Hello! It has been quite a while since my last post. I'm writing now from the comforts (oh so comfortable!) of my living room back in California, after wandering in India for 2.5 months. As my journey started taking on an intensely personal nature, I ended up naturally stopping most of my journaling and blogging. I just checked and noticed it's been about two months since my last post. How time flies.
So now I'm back, with new eyes. So much has changed while I was gone, both within (me) and without (family, friends, environment...). There's a giant new Safeway right near my house now. I think it's trying to emulate Whole Foods. Even my favorite used bookstore in downtown Mountain View has a new trade-in system. Golly! I came in with four boxes of books, thought I was an old hand at this business, and was faced with an entirely new checkout system.

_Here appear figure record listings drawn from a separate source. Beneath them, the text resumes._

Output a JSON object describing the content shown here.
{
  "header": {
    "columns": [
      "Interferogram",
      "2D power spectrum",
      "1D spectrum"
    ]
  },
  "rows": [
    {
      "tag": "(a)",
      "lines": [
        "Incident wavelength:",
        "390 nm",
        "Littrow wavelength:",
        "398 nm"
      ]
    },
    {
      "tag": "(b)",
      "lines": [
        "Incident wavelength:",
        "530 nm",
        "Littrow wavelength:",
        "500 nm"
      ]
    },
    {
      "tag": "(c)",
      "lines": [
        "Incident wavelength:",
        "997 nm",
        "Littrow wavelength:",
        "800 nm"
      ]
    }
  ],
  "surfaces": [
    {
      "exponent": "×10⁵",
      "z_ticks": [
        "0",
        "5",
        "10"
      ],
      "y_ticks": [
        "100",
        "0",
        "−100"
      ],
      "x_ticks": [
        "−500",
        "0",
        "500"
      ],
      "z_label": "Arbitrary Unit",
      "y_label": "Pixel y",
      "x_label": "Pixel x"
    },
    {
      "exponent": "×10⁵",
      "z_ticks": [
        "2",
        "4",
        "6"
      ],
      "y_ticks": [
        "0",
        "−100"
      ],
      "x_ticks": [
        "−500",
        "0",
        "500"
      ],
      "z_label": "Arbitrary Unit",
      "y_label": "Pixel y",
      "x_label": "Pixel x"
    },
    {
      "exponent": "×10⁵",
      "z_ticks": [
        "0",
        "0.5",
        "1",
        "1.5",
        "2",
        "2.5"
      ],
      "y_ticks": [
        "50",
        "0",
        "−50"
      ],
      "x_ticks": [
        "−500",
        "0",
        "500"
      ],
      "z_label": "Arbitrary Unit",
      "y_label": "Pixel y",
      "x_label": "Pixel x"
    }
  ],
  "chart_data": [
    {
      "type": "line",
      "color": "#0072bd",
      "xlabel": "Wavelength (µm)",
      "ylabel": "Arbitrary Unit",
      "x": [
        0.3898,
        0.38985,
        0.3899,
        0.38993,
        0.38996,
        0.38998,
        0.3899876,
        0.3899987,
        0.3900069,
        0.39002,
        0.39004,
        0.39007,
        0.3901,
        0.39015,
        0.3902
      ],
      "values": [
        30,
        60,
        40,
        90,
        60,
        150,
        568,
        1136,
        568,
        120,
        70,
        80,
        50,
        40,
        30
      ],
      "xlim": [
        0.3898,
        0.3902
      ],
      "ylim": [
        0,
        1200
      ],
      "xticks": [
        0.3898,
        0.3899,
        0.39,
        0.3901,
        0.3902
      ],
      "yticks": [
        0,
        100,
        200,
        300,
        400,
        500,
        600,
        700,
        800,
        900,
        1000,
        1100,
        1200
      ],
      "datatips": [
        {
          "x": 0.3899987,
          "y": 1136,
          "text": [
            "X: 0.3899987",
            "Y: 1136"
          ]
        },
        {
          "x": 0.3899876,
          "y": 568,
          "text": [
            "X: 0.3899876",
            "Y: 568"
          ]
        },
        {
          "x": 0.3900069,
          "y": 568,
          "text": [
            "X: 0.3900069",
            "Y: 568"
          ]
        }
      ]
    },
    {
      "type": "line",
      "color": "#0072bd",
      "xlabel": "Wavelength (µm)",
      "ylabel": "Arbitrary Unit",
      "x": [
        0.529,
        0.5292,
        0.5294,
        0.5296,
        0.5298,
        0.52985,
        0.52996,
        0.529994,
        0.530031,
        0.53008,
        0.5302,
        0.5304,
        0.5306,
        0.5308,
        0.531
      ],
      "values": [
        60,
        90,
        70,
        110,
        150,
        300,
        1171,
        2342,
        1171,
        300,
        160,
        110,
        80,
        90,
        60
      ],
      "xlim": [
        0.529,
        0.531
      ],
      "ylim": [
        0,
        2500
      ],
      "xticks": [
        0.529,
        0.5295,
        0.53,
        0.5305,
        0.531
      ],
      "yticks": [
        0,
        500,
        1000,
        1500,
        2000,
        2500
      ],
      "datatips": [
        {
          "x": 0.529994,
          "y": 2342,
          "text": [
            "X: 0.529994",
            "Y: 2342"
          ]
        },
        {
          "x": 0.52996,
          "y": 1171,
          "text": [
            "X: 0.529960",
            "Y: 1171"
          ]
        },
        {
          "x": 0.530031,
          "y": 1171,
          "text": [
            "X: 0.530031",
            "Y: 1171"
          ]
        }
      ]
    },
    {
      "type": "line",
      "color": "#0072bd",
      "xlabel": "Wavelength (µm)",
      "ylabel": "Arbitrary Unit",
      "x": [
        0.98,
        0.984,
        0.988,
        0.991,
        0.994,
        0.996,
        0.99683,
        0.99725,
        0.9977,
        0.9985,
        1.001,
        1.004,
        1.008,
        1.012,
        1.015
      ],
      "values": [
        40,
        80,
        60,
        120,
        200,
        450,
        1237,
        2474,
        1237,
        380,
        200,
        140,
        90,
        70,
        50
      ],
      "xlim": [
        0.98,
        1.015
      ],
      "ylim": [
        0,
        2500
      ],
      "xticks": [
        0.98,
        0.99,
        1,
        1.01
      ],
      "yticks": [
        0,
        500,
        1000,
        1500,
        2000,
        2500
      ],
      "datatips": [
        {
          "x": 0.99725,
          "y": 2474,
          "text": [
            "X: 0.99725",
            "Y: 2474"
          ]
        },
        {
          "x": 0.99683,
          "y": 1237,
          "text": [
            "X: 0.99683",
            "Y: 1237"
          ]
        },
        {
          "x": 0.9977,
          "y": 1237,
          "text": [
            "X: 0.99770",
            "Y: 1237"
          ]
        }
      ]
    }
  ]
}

It was hard to write this post, even. I've had it partially-completed for days now, refusing to commit(!), to clicking that "publish post" button. To announce that I'm back, with nothing "tangible" to show for it. I'd rather keep the doubts and thoughts to myself for now, thank you very much. Having been resume-driven for the past few years, it is hard to admit that I spent months doing something not resume-friendly at all - perhaps, gasp, detrimental to that life-defining record!!! Yet the noncognitive skills I gained and appreciated while I was on the road are certainly not things I could have picked up had I remained in school. I feel like I have gained much wealth, though it is perhaps not readily measured and visible. It's not like a high score on the MCAT or a fat bonus from work - nothing that can be measured, nothing that affords bragging rights. I came home with half-a-dozen books on my back (always reading, that never changes), a few faded Alibaba harem pants, and a few Ganesh/Om t-shirts, with the Ganesh and Om basically washed off. A paltry haul, one might say.
But as I washed the dishes today and ruminated, my favorite dish-washing side activity, a phrase suddenly popped in my mind. "Those who matter don't care; those who care don't matter." I feel like I'm in busyness withdrawal right now. I'm so used to identifying myself with what I do that being "idle" for a few hours, let alone a few days, is practically unbearable. Never mind that I have a 17-hour time difference, and thus ridiculous jetlag, to get over. It is hard to cut myself some slack - that is not something I ever do! Or did. And perhaps that has been my biggest mistake during the overachieving years of my life.
I was listening to some podcasts from my alma mater today, free classroom lectures that are available for lifelong learners all over the world. One story of the Buddha's that has been found throughout the ages, all over the world: if you play a stringed instrument, one must neither have the strings too loose or too tight - otherwise you can't play, or you'd sound God-awful! This story is, again, found all over the world, with the one difference in what instrument is used in the story. In India, one speaks of the sitar, while in Western civilization, perhaps the violin or guitar. In China, the erhu. The widespread existence of this story points to the way human life is best lived - neither with too much "slack" or too uptightly. To live in the balance point between these two extremes is to master the true art of living. Easier said than done.